Publication year - 1982
Publication title -
american journal of botany
Language(s) - English
Resource type - Journals
SCImago Journal Rank - 1.218
H-Index - 151
eISSN - 1537-2197
pISSN - 0002-9122
DOI - 10.1002/j.1537-2197.1982.tb13324.x
Subject(s) - biology , sepal , botany , nectar , pollinator , population , petal , hermaphrodite , stamen , pollination , pollen , demography , sociology
A comparative study of the reproductive biology of male‐sterile and hermaphroditic plants in a gynodioecious population of Iris douglasiana Herb. (Iridaceae) was conducted at the University of California's Marine Laboratory at Bodega Bay, California, between 1976–1979. Each year of the study, there were 11.1% male‐sterile plants in the population, some of which began blooming at the same time as the earliest blooming hermaphrodites. Male‐sterile flowers made up between 7–21% of the flowers produced during the male‐sterile flowering period. Male‐sterile flowers had smaller sepals and petals than hermaphrodites, there were fewer of them per square meter, and they had fewer pollinated stigmas than did hermaphroditic flowers.
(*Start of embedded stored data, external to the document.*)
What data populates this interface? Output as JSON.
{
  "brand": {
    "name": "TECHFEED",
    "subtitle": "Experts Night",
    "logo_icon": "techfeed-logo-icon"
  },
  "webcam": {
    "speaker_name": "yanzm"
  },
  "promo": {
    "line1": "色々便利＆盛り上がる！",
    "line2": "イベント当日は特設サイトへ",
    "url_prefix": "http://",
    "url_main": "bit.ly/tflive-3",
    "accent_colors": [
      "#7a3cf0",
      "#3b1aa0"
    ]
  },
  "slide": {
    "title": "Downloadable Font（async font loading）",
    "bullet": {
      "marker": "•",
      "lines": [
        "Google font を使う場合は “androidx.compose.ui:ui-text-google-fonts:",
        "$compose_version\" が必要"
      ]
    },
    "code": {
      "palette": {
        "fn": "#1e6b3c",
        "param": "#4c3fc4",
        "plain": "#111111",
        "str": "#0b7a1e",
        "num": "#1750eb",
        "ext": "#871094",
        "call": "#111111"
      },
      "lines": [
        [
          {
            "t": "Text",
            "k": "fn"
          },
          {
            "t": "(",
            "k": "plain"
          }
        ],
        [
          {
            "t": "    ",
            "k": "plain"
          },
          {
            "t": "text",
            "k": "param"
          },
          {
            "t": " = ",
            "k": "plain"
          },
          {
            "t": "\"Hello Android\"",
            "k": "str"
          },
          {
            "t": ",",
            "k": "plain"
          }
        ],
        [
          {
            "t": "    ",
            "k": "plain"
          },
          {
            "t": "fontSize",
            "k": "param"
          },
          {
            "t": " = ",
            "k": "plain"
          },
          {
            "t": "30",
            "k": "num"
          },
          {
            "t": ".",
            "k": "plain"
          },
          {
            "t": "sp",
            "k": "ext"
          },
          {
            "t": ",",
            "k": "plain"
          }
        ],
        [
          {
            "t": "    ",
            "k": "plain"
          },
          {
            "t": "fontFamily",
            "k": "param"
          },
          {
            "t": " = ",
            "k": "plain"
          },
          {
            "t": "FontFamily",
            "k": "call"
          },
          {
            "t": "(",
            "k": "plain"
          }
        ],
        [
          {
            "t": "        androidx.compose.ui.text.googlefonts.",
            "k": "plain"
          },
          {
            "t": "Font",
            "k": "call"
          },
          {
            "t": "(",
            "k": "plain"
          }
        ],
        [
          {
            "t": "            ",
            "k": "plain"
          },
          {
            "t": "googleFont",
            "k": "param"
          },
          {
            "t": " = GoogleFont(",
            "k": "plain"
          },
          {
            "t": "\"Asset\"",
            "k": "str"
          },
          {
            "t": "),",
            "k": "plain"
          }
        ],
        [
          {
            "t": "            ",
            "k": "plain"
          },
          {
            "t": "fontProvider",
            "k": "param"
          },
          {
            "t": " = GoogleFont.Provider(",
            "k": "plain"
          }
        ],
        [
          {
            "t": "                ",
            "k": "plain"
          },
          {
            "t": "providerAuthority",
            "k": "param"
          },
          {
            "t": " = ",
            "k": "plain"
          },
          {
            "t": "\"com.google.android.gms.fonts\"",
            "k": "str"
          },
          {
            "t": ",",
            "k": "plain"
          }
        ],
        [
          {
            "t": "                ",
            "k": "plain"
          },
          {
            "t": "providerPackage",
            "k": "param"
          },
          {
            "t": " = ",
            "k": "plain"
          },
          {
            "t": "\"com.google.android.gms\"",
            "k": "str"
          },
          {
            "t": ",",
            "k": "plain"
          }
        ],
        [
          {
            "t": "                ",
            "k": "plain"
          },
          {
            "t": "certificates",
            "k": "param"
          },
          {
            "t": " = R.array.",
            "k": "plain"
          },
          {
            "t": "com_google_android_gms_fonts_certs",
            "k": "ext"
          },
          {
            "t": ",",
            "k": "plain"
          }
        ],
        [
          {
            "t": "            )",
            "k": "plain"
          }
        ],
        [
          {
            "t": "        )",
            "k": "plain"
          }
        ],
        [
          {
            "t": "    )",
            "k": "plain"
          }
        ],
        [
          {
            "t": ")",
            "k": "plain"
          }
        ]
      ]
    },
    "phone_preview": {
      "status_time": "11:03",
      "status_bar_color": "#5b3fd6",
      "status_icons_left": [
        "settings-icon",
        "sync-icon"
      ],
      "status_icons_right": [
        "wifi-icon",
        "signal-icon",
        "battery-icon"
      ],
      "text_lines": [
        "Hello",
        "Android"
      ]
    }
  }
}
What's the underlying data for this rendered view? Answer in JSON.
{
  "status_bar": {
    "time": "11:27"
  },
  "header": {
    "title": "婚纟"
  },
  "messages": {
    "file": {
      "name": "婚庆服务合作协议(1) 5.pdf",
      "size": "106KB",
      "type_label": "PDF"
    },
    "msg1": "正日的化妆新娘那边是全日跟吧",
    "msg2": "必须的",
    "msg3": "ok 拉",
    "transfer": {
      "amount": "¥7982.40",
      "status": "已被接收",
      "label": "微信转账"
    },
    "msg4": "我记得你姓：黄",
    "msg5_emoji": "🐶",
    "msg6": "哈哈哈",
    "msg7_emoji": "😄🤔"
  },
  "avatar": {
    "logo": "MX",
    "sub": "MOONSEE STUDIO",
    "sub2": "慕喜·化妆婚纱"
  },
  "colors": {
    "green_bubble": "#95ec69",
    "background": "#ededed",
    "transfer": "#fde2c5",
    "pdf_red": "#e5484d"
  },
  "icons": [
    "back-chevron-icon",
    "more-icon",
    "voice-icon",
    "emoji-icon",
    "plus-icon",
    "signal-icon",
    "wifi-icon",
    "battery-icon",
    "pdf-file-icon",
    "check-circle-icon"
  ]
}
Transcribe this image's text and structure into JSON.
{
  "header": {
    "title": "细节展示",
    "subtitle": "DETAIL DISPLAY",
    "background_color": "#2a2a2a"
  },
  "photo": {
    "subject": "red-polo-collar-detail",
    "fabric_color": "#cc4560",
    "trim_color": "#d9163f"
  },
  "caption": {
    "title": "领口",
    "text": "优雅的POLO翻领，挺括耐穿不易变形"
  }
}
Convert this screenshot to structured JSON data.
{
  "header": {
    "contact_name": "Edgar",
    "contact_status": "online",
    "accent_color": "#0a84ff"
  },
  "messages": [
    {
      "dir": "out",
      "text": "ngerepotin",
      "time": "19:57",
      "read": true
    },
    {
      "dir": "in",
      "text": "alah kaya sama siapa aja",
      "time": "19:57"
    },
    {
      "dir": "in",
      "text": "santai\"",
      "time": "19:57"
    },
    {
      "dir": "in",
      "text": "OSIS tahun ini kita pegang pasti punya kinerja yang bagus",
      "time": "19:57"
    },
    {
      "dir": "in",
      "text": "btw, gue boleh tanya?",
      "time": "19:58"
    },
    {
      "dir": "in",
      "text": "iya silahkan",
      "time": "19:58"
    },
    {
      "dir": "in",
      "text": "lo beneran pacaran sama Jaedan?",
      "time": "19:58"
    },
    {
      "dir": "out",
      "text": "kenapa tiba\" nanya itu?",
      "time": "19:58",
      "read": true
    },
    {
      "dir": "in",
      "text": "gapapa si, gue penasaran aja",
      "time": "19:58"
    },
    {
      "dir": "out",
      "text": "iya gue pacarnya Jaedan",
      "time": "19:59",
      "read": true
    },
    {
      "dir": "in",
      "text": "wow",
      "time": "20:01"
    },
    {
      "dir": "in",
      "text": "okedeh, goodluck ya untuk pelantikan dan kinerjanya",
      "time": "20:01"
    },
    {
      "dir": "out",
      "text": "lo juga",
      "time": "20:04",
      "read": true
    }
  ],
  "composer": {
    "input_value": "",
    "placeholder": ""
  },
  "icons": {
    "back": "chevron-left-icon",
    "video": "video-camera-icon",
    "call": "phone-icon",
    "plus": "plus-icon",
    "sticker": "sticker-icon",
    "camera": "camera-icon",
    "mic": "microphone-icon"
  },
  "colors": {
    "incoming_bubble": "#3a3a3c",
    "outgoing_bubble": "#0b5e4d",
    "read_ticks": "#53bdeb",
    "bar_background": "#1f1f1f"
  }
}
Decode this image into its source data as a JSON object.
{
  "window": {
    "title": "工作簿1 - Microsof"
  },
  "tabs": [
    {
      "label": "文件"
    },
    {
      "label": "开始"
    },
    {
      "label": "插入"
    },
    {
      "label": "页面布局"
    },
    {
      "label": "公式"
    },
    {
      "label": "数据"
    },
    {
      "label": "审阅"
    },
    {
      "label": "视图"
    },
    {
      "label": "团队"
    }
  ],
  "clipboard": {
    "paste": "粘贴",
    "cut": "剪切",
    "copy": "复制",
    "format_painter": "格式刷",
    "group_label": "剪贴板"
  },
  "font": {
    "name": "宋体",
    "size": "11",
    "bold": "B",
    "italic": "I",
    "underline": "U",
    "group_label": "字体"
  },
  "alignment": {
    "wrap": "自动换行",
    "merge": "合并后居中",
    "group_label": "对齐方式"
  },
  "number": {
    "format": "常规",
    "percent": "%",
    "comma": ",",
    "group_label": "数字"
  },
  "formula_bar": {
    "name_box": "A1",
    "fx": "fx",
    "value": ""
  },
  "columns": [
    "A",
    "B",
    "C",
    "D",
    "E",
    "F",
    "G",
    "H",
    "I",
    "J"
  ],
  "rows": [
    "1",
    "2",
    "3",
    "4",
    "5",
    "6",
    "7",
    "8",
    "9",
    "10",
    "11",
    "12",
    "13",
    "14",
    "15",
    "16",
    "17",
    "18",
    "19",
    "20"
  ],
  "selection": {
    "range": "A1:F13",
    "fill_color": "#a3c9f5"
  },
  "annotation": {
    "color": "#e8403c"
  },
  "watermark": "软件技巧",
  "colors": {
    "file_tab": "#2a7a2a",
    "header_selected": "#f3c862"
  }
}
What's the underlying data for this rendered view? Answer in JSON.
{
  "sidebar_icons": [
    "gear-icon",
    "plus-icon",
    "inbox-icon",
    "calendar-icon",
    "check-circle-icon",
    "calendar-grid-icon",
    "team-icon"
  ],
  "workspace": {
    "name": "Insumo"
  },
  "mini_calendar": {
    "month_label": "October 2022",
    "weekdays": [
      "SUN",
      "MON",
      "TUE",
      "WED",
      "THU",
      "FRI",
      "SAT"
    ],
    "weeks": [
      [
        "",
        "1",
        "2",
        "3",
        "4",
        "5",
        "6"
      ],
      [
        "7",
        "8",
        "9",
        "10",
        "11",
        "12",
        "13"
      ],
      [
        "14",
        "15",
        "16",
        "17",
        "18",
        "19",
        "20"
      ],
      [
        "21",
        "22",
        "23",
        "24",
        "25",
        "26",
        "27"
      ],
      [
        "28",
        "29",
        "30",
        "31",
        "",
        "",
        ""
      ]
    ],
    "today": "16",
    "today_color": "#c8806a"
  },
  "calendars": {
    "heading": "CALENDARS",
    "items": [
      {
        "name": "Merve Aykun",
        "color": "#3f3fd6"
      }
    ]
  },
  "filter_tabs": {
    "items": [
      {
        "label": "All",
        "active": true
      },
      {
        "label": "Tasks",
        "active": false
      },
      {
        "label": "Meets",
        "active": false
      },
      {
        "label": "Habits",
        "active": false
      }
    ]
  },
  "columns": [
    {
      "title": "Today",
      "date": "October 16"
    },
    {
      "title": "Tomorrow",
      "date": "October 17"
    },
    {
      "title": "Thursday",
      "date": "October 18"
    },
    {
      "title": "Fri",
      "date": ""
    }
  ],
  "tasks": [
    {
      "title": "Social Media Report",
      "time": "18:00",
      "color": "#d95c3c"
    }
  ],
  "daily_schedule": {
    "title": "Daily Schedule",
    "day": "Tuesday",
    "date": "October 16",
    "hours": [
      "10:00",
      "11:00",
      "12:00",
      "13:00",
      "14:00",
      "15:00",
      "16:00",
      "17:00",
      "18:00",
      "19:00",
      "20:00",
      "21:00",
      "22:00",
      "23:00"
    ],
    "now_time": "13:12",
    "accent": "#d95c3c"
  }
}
In a test to determine pollinator preference, intact hermaphroditic flowers tended to have more pollinated stigmas than did hermaphrodites with their stamens removed or those flowers with shortened sepals made to resemble the smaller male‐sterile flowers. Floral phenology and nectar‐flow patterns were similar in both types of flowers as were the kinds of amino acids and sugar rewards in the nectar. Male‐sterile flowers, however, produced much less nectar per flower. There were no significant differences in the number of ovules per flower or the number of seeds produced per capsule between the two flower types, but the loss of seeds through larval predation was much greater in capsules from hermaphroditic flowers. Early flowering and setting of seed by plants with male‐sterile flowers could give them a reproductive advantage over plants with hermaphroditic flowers which experience higher levels of larval predation later in the growing season.